On whether or not his mobility will be the same: "Yes, as far as they've told me."

On his next short term goal: "The doctor told me I have to wear the boot; I don't want to wear it, and I don't think I have to wear it, but I follow directions. It doesn't hurt any more now than it ever did. I can still do exercises and still work out everything else but this ankle. I'm sure I'll talk to the docs and figure out the next step soon, but for now there's not much I can do but play it by ear."

On being in good spirits: "I've been stuck in the training room for pretty much the last month, doing physical therapy and rehab. This is the first time I've been out of there in quite some time, so I'm happy to be out of there. But of course, it's frustrating, and when I got the news it wasn't good news. I thought I'd go see the doc and it would be something different, but that wasn't the case. It didn't feel so good for quite some time, and I'm upset I can't play."

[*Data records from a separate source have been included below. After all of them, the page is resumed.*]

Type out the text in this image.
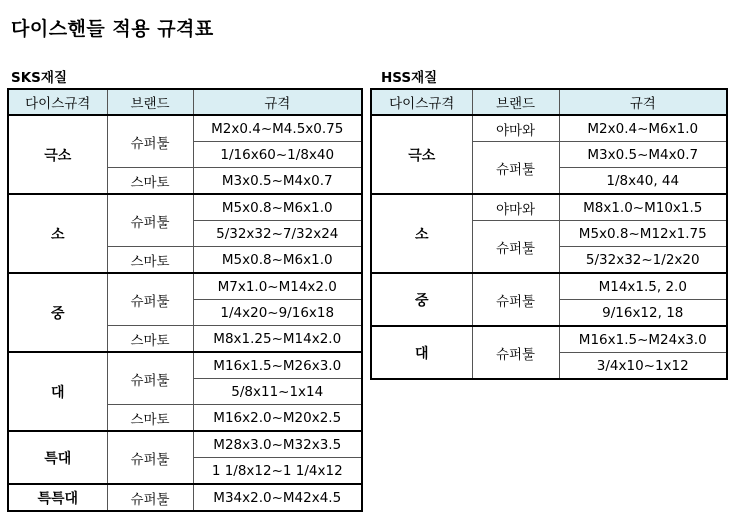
다이스핸들 적용 규격표
SKS재질
다이스규격	브랜드	규격
극소	슈퍼툴	M2x0.4~M4.5x0.75
		1/16x60~1/8x40
	스마토	M3x0.5~M4x0.7
소	슈퍼툴	M5x0.8~M6x1.0
		5/32x32~7/32x24
	스마토	M5x0.8~M6x1.0
중	슈퍼툴	M7x1.0~M14x2.0
		1/4x20~9/16x18
	스마토	M8x1.25~M14x2.0
대	슈퍼툴	M16x1.5~M26x3.0
		5/8x11~1x14
	스마토	M16x2.0~M20x2.5
특대	슈퍼툴	M28x3.0~M32x3.5
		1 1/8x12~1 1/4x12
특특대	슈퍼툴	M34x2.0~M42x4.5
HSS재질
다이스규격	브랜드	규격
극소	야마와	M2x0.4~M6x1.0
	슈퍼툴	M3x0.5~M4x0.7
		1/8x40, 44
소	야마와	M8x1.0~M10x1.5
	슈퍼툴	M5x0.8~M12x1.75
		5/32x32~1/2x20
중	슈퍼툴	M14x1.5, 2.0
		9/16x12, 18
대	슈퍼툴	M16x1.5~M24x3.0
		3/4x10~1x12
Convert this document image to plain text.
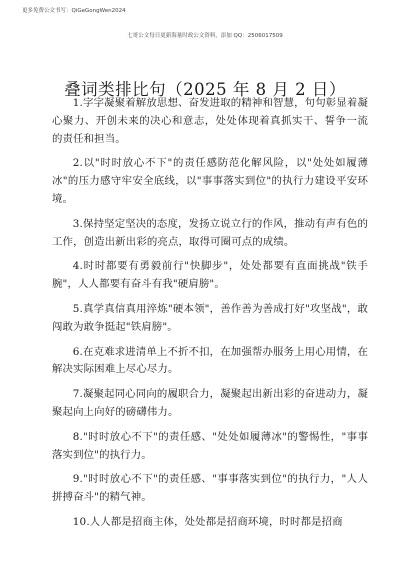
更多免费公文书写：QiGeGongWen2024
七哥公文每日更新海量时政公文资料，添加 QQ：2506017509
叠词类排比句（2025 年 8 月 2 日）

1.字字凝聚着解放思想、奋发进取的精神和智慧，句句彰显着凝心聚力、开创未来的决心和意志，处处体现着真抓实干、誓争一流的责任和担当。

2.以"时时放心不下"的责任感防范化解风险，以"处处如履薄冰"的压力感守牢安全底线，以"事事落实到位"的执行力建设平安环境。

3.保持坚定坚决的态度，发扬立说立行的作风，推动有声有色的工作，创造出新出彩的亮点，取得可圈可点的成绩。

4.时时都要有勇毅前行"快脚步"，处处都要有直面挑战"铁手腕"，人人都要有奋斗有我"硬肩膀"。

5.真学真信真用淬炼"硬本领"，善作善为善成打好"攻坚战"，敢闯敢为敢争挺起"铁肩膀"。

6.在克难求进清单上不折不扣，在加强帮办服务上用心用情，在解决实际困难上尽心尽力。

7.凝聚起同心同向的履职合力，凝聚起出新出彩的奋进动力，凝聚起向上向好的磅礴伟力。

8."时时放心不下"的责任感、"处处如履薄冰"的警惕性，"事事落实到位"的执行力。

9."时时放心不下"的责任感、"事事落实到位"的执行力，"人人拼搏奋斗"的精气神。

10.人人都是招商主体，处处都是招商环境，时时都是招商
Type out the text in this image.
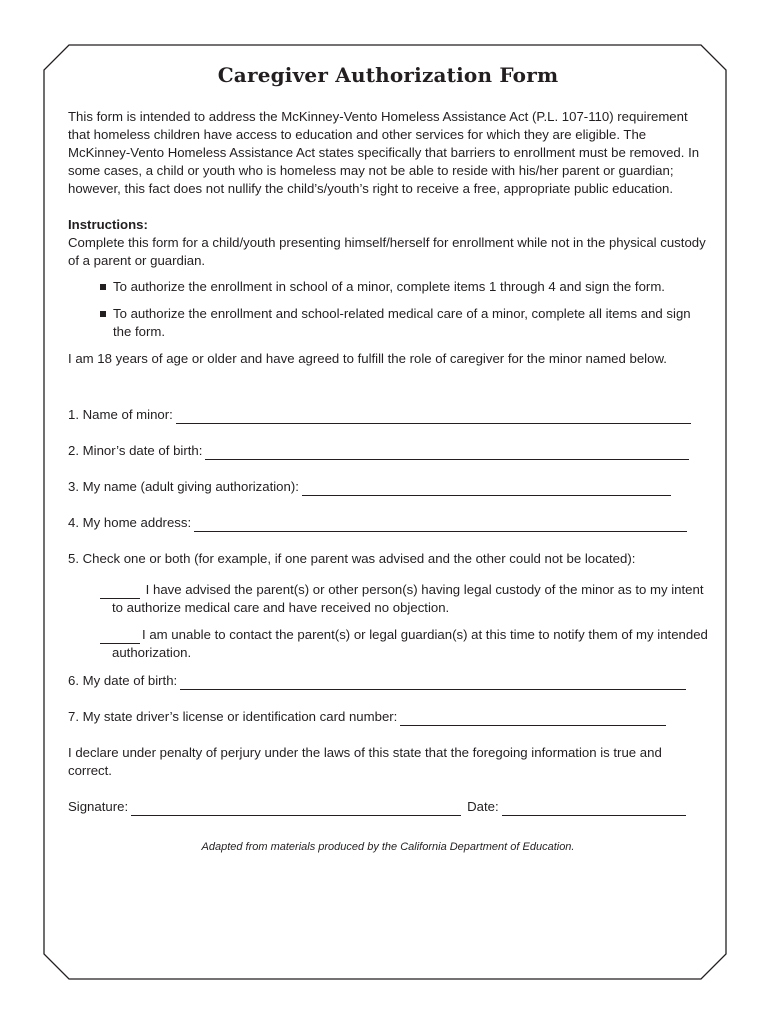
Caregiver Authorization Form

This form is intended to address the McKinney-Vento Homeless Assistance Act (P.L. 107-110) requirement that homeless children have access to education and other services for which they are eligible. The McKinney-Vento Homeless Assistance Act states specifically that barriers to enrollment must be removed. In some cases, a child or youth who is homeless may not be able to reside with his/her parent or guardian; however, this fact does not nullify the child’s/youth’s right to receive a free, appropriate public education.

Instructions:

Complete this form for a child/youth presenting himself/herself for enrollment while not in the physical custody of a parent or guardian.

To authorize the enrollment in school of a minor, complete items 1 through 4 and sign the form.
To authorize the enrollment and school-related medical care of a minor, complete all items and sign the form.

I am 18 years of age or older and have agreed to fulfill the role of caregiver for the minor named below.

1. Name of minor:
2. Minor’s date of birth:
3. My name (adult giving authorization):
4. My home address:

5. Check one or both (for example, if one parent was advised and the other could not be located):

I have advised the parent(s) or other person(s) having legal custody of the minor as to my intent to authorize medical care and have received no objection.
I am unable to contact the parent(s) or legal guardian(s) at this time to notify them of my intended authorization.
6. My date of birth:
7. My state driver’s license or identification card number:

I declare under penalty of perjury under the laws of this state that the foregoing information is true and correct.

Signature:	Date:

Adapted from materials produced by the California Department of Education.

On if age played a role in his injury: "Breaking my ankle didn't happen just because I got older; I played on something I probably shouldn't have played on, and it broke. I might feel different if my body had started breaking down; then I might wonder how much longer I could do this, but it's a freak thing and I have to deal with it. If I was 22 years old, I'm pretty sure it would take some time to heal then, too."

On if he'll treat injuries different going forward: "Nope. I don't talk about injuries, because I think it's just making an excuse for yourself. You either play or you don't, and I'm only talking about this because I'm not playing. No one wants to hear excuses."